Uma análise isenta sugere enormes dificuldades de qualquer Poder incumbente em agir face à agenda difusa desta hora e a ausência de interlocutores. Resta agir sobre a agenda real do país. Ouve-se ao fundo as panelas, mas o que fazer? Pergunta sem resposta.

A presidente Dilma está há menos de três meses da inauguração de seu segundo mandato e o ambiente é quase eleitoral – só faltam os comícios e a dinheirama a financiar os partidos.

De repente, vê-se a ação do sempre atento ex-presidente Lula da Silva. Ele continua a tutelar de perto as ações da atual primeira mandatária do país. Um fato perfeitamente racional do ex-presidente, postos os seus interesses eleitorais no próximo pleito, além do evidente medo de que as denúncias de corrupção possam abarcá-lo o que não seria uma completa surpresa. Todavia, a presidente tem de abandonar o rei – aquele que reina e, de alguma forma, quer governar. Não pode a presidente se comportar como uma infanta ibérica que espera a toda hora conselhos do seu paternal rei. A hora é de libertar-se.

A presidente Dilma precisa voltar a ser uma governante de fato. Para isto tem de recuperar a iniciativa e ir de encontro ao povo e suas ansiedades. Neste momento grave, o ministério não pode apenas ser construído com vistas à capacidade de atuar junto às forças políticas “formais”, localizadas no outro lado da Praça dos Três Poderes, mais exatamente no Congresso Nacional. Será preciso ampliar a ligação “direta” com a sociedade incorporando o que chamei em artigo recente os “sábios da aldeia”, os representantes da sociedade civil que possam fazer o bem à República e não apenas ao Poder incumbente.

Somente assim, a Presidente Dilma recuperará a mínima credibilidade política para poder agir e exercer o papel que lhe cabe. Dilma não é a presidente do PT e do governo. Ela é legitimamente a Presidente da República e o povo espera que ela exerça o seu papel. A perda de sua credibilidade foi construída por uma desastrosa política econômica, pela leniência com os fatos que fazem tremer os pilares da administração pública, pela falta de articulação política para construir soluções e realizar as obras tremer os pilares da administração pública, pela falta de articulação política para construir soluções e realizar as obras de um governo, pela arrogância de não escutar e apenas se fixar em uma estreita visão (a sua!) e, finalmente, pelo acanhamento em relação ao próprio papel. 

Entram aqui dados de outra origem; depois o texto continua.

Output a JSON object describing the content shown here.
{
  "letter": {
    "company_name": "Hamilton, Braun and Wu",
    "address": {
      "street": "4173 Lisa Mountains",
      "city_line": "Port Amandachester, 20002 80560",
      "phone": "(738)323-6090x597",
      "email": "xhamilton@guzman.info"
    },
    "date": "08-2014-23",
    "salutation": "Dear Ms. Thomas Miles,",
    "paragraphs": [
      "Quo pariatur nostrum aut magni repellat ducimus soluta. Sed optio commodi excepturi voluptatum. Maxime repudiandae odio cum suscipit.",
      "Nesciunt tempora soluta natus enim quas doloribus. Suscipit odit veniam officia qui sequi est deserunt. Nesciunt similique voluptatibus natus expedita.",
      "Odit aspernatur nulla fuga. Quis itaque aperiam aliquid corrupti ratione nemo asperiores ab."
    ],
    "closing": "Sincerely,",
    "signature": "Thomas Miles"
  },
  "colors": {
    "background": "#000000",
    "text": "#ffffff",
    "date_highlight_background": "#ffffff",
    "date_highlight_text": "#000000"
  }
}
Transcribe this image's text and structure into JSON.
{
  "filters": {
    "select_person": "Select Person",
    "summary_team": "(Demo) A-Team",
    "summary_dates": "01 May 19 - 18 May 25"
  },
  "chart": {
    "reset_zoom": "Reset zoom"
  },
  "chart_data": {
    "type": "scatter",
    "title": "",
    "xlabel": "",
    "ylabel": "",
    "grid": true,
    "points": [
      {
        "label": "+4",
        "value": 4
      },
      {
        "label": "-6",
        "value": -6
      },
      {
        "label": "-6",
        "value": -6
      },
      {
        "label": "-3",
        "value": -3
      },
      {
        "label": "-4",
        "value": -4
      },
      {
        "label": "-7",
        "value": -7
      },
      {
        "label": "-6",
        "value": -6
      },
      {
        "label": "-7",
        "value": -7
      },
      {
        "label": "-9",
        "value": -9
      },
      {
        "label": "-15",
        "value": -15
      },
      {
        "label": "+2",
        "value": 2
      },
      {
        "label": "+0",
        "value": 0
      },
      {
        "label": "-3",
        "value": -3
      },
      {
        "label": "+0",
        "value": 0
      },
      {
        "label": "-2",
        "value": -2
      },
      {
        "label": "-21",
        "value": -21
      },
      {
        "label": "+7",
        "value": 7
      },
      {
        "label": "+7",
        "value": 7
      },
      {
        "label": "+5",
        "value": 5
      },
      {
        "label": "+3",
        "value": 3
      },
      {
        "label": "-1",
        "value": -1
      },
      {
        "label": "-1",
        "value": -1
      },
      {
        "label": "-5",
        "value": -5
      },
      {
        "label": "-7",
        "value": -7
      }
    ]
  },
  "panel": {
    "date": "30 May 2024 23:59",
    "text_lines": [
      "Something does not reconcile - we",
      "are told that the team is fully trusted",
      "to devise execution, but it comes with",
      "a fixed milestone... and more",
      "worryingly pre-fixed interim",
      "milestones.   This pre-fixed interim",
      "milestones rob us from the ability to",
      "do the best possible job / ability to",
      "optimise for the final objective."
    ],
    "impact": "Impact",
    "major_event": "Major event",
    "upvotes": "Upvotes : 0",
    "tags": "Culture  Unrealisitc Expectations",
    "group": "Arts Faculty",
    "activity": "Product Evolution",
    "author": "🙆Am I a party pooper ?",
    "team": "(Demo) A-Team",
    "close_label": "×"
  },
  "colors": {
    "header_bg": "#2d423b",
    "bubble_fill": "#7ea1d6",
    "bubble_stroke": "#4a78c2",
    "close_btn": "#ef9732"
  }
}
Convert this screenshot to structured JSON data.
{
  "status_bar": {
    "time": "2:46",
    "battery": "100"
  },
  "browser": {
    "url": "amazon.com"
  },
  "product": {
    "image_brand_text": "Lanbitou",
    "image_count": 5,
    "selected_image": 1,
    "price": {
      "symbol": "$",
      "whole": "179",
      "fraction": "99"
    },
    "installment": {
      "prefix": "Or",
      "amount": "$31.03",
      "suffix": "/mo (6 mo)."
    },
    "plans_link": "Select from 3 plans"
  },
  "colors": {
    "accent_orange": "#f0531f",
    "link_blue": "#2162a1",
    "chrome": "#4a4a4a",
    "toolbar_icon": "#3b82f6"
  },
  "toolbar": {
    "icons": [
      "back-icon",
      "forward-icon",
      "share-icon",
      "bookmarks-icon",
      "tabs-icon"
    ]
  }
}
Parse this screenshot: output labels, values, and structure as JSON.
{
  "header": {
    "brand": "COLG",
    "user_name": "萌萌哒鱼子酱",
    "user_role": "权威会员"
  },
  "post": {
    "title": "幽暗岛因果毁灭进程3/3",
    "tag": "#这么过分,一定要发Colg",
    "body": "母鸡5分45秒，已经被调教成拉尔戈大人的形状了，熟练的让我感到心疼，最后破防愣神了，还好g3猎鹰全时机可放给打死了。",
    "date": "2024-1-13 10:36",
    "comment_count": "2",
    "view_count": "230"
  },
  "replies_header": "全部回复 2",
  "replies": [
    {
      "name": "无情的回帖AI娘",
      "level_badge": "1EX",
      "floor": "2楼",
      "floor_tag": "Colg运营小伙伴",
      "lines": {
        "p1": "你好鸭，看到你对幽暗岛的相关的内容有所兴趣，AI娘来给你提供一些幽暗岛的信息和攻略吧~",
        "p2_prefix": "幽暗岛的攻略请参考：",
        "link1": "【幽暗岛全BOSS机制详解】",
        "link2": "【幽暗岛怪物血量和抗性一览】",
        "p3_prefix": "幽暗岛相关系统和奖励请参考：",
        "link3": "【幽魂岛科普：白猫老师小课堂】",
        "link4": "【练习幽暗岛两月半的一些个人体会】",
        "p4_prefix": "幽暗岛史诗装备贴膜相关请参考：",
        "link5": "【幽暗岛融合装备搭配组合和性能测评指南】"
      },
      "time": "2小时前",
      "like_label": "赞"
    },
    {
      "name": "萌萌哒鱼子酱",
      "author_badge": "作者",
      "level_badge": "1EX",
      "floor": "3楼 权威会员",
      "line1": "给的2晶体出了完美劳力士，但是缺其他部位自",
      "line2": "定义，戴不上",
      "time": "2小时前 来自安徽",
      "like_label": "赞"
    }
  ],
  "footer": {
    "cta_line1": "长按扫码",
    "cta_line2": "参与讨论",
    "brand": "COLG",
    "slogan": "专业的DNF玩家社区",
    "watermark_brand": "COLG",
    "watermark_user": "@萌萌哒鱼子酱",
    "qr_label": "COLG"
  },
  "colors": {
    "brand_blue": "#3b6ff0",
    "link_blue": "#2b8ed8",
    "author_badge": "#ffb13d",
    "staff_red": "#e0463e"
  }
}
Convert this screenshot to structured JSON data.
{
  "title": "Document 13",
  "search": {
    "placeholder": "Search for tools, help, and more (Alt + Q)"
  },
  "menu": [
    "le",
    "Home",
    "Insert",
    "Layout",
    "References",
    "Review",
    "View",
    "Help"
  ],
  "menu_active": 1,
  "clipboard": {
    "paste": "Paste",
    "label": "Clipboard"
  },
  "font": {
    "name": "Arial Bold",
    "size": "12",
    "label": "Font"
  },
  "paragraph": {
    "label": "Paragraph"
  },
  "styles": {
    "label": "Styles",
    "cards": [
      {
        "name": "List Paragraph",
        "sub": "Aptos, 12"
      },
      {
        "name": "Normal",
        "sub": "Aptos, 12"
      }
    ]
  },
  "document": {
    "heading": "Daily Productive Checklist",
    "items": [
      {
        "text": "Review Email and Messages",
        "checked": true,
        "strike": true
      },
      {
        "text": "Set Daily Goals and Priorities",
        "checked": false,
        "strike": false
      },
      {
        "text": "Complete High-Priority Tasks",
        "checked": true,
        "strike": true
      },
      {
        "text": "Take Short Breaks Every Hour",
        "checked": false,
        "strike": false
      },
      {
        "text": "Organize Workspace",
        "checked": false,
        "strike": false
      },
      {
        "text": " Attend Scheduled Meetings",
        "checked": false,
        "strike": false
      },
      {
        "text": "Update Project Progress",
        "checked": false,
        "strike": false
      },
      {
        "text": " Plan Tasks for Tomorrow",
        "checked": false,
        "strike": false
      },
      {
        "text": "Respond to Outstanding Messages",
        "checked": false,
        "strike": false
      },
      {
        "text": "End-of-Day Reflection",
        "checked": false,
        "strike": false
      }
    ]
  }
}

Não pode o país ficar sem a Presidente da República, mas o dever político de se reconciliar com a nação cabe a Dilma. Não basta humildade. Será preciso ação de larga envergadura.

Alguém poderia perguntar se isso tudo não é exigir demais de Dilma Rousseff. Sim, é! Ela terá de responder a esta hora sob pena de ver o país num processo que leva a incerteza e a inquietude. As multidões estão impacientes. Com razão.